Long A-Growing (Roud 31)

This ballad was learnt from a recording of the late Glaswegian folk singer Alex Campbell, with whom Alasdair’s father collaborated in the seventies. Despite the huge popularity of the song throughout the Anglophone world, with versions known from traditional singers in Scotland, England, Ireland, North America, Australia and beyond, it appears to have gone unnoticed by Professor Child and does not feature in The English and Scottish Popular Ballads.
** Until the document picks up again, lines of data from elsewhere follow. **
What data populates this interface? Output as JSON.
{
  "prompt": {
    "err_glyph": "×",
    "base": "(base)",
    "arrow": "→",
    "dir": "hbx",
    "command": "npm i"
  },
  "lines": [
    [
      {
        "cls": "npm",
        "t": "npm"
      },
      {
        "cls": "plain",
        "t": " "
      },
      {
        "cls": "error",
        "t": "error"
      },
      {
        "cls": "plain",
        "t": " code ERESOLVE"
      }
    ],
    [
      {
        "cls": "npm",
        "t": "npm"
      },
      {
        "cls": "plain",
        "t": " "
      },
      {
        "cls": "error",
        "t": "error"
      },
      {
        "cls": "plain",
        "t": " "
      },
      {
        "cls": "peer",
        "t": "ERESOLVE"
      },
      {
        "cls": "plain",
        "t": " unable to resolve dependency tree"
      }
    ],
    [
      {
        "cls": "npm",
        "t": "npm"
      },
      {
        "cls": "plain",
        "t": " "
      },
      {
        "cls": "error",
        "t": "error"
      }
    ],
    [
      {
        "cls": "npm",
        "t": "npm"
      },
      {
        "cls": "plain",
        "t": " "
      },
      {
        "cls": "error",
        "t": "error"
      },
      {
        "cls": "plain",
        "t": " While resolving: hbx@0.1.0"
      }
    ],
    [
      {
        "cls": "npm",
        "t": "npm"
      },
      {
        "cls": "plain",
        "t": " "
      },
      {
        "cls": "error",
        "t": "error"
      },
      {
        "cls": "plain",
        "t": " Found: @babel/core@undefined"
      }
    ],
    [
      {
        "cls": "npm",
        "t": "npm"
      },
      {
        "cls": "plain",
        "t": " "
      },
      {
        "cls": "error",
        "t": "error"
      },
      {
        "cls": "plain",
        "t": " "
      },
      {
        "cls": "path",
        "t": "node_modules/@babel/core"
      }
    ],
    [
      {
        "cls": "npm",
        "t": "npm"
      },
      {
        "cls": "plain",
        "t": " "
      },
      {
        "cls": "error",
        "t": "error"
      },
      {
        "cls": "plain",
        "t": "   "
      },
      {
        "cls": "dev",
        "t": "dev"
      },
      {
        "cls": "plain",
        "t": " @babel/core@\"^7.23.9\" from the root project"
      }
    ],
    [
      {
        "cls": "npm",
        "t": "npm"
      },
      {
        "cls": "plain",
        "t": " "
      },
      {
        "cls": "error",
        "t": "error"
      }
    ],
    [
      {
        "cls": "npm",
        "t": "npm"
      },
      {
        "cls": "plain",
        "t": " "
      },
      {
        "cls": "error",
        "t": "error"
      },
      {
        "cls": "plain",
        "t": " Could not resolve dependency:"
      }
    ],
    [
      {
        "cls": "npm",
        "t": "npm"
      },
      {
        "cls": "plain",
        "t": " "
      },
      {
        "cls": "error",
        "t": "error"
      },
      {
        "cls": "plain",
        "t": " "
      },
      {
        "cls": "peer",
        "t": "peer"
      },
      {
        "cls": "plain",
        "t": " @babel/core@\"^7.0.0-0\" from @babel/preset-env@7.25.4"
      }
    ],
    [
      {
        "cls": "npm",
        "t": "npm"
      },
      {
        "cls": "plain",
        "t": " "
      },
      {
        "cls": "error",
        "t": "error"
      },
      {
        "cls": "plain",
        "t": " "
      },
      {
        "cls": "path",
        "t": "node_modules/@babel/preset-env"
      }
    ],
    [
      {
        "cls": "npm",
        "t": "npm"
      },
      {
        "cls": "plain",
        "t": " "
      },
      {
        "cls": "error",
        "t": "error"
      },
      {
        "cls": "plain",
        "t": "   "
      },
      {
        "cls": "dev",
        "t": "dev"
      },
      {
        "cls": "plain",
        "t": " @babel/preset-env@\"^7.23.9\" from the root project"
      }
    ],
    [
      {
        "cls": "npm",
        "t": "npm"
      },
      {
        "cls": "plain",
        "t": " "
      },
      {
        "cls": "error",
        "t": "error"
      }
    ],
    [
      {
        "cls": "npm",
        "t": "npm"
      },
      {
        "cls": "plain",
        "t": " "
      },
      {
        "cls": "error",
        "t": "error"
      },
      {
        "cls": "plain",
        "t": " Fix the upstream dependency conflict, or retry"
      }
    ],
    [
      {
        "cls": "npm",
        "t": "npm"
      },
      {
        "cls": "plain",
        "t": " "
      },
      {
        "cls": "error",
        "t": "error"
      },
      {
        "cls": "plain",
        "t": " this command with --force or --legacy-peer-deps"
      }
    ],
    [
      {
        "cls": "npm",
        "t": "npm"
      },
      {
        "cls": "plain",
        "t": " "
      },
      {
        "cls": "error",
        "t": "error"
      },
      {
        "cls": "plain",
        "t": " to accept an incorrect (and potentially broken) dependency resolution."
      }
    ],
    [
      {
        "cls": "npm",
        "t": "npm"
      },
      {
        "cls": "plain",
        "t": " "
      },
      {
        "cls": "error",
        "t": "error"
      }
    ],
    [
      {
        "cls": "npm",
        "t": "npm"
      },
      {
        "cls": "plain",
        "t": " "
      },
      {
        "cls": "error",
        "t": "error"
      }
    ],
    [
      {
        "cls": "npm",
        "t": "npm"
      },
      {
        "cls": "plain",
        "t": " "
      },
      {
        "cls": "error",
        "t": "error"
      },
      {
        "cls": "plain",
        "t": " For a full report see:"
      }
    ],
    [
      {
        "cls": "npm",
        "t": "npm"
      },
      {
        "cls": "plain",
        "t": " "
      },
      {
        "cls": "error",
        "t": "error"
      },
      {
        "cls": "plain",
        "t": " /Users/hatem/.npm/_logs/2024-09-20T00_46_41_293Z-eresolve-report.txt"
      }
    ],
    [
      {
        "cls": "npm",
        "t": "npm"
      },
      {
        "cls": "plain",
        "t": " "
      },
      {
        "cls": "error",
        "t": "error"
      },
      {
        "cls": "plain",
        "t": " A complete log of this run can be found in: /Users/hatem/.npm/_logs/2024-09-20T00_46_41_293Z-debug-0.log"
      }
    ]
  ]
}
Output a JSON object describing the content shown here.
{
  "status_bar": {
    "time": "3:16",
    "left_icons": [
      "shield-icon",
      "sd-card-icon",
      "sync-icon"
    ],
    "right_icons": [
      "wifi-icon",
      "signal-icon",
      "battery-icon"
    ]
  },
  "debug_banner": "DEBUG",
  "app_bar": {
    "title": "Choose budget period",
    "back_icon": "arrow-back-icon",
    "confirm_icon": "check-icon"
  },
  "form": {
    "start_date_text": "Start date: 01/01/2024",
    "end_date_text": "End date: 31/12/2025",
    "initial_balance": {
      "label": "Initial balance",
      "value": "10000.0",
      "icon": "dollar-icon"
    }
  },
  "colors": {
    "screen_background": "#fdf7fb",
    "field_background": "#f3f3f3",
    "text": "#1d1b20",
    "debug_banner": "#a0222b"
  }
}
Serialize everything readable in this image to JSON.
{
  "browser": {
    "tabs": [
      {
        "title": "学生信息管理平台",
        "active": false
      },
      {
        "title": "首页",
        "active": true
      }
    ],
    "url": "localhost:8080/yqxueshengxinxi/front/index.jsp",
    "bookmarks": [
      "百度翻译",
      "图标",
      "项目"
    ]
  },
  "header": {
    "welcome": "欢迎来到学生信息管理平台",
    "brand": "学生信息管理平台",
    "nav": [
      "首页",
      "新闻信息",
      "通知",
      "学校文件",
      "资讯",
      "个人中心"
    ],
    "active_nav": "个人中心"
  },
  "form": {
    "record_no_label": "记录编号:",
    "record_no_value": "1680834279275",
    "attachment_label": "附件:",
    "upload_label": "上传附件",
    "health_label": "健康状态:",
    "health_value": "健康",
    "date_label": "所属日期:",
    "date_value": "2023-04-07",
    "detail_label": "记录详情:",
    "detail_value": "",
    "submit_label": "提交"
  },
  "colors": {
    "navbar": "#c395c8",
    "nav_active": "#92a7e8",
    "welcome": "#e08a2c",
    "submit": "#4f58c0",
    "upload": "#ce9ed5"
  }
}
It can be found in Maidment’s A North Countrie Garland (1824) under the title ‘The Young Laird of Craigstoun’ and, apparently, is based on historical fact. The estate of Craigstoun was acquired by John Urquhart, better known by the name of Tutor of Cromarty. The ballad would seem to refer to his grandson, who married Elizabeth Innes, daughter of Sir Robert Innes of that ilk, and by her had one son before dying in 1634. The historian Spalding mentions that young Craigstoun’s death was generally attributed to melancholy, in consequence of Sir Robert Innes refusing to pay old Craigstoun’s debts, the creditors ‘bestowing many maledictions, which touched the young man’s conscience, albeit he could not mend it.’

The Fair Flower of Northumberland (Child 9, Roud 25)

Alasdair learnt this ballad from his late father Alan. Alan can be heard singing the song on a compilation LP of recordings from Folk Treff ’77 in Pforzheim, (West) Germany . According to Professor Child, the earliest copy of this ballad is introduced as ‘The Maiden’s Song’ in Deloney’s Pleasant History of John Winchcomb, in his Younger Yeares called Jacke of Newberie, a book written as early as 1597; Child finds ‘interesting agreements’ between the song and certain Scandinavian, Polish and German ballads.